Ensembling various LLMs to unlock their complementary potential and leverage their individual strengths is highly valuable. Previous studies typically focus on two main paradigms: sample-level and token-level ensembles. Sample-level ensemble methods either select or blend fully generated outputs, which hinders dynamic correction and enhancement of outputs during the generation process. On the other hand, token-level ensemble methods enable real-time correction through fine-grained ensemble at each generation step. However, the information carried by an individual token is quite limited, leading to suboptimal decisions at each step. To address these issues, we propose SweetSpan, a span-level ensemble method that effectively balances the need for real-time adjustments and the information required for accurate ensemble decisions. Our approach involves two key steps: First, we have each candidate model independently generate candidate spans based on the shared prefix. Second, we calculate perplexity scores to facilitate mutual evaluation among the candidate models and achieve robust span selection by filtering out unfaithful scores. To comprehensively evaluate ensemble methods, we propose a new challenging setting (ensemble models with significant performance gaps) in addition to the standard setting (ensemble the best-performing models) to assess the performance of model ensembles in more realistic scenarios. Experimental results in both standard and challenging settings across various language generation tasks demonstrate the effectiveness, robustness, and versatility of our approach compared with previous ensemble methods.
Paper Structure (35 sections, 3 equations, 3 figures, 8 tables)
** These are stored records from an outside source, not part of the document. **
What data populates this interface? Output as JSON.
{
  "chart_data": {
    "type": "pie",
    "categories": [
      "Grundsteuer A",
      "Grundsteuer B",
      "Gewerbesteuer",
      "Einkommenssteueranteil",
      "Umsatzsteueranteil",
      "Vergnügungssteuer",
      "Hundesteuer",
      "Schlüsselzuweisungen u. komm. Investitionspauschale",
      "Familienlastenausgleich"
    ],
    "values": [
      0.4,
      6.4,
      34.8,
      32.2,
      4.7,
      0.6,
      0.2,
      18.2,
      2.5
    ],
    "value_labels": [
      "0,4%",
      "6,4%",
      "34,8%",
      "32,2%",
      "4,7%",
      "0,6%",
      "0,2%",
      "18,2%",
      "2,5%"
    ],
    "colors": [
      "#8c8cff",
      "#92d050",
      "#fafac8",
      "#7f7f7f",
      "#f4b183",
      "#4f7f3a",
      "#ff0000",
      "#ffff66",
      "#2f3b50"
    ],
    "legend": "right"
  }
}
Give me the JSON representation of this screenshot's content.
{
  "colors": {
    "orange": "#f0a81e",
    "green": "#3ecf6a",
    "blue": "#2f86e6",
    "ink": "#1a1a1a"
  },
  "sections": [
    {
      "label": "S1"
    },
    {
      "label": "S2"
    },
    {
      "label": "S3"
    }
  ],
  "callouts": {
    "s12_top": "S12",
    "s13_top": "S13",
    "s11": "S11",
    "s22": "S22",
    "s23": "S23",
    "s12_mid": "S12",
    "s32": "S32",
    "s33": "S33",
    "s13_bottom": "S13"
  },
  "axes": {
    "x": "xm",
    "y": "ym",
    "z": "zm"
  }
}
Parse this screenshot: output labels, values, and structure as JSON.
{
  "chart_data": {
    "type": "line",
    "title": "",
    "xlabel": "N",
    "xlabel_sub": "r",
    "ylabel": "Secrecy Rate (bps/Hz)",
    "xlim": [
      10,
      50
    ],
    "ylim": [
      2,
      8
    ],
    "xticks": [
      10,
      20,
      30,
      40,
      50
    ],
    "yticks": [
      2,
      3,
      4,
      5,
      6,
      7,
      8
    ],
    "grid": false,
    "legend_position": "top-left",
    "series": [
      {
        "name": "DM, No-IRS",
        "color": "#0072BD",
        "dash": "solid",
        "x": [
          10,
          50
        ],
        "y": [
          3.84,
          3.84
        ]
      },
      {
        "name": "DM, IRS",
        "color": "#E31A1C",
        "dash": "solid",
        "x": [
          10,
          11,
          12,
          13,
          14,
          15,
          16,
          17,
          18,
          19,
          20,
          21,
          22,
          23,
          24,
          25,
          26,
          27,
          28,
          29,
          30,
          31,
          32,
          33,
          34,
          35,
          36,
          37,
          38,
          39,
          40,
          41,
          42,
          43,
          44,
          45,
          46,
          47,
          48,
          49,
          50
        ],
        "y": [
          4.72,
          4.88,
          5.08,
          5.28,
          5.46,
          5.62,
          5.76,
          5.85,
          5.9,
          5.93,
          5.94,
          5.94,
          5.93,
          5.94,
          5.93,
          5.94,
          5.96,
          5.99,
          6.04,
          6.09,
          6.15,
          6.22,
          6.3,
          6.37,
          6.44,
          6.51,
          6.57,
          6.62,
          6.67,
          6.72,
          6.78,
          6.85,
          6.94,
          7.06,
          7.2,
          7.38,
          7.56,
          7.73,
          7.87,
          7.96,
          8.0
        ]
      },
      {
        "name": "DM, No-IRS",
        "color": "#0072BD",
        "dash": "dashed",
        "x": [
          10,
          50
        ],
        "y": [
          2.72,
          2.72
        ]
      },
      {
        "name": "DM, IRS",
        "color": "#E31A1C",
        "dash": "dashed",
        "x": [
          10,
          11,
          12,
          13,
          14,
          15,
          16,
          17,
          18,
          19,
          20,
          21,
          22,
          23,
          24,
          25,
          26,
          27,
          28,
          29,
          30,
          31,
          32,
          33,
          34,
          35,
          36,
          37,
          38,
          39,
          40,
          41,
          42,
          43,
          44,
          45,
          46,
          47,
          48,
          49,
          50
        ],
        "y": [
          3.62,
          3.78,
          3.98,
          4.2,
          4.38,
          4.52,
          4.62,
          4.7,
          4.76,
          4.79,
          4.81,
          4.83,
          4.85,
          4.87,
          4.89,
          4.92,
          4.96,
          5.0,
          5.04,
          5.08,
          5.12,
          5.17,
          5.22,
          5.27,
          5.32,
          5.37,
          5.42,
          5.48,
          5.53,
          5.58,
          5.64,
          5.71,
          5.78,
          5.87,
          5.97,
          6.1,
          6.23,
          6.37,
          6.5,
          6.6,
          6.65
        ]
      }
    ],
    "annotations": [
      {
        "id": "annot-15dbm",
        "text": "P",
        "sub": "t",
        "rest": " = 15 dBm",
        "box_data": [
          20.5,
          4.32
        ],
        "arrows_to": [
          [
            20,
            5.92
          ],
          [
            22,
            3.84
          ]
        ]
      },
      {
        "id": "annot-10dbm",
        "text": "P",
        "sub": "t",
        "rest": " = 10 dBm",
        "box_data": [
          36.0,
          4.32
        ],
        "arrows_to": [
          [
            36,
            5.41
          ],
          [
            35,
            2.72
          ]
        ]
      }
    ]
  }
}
This paper contains 35 sections, 3 equations, 3 figures, 8 tables.

Figures (3)

  • Figure 1: Motivation of SweetSpan. Sample-level ensemble methods struggle to produce a correct answer when all candidate outputs are flawed, while token-level ensemble methods make suboptimal choices at each generation step due to inadequate information. SweetSpan balances the flexibility needed for real-time adjustments and the information required for accurate ensemble decisions at each step.
  • Figure 2: The SweetSpan framework.SweetSpan consists of two steps. (a) First, we have each candidate model generate a span based on the shared prefix. (b) Next, we facilitate mutual evaluation among the candidate models by calculating perplexity and achieve robust span selection by filtering out unfaithful scores.
  • Figure 3: Main results on various language generation tasks under the standard setting.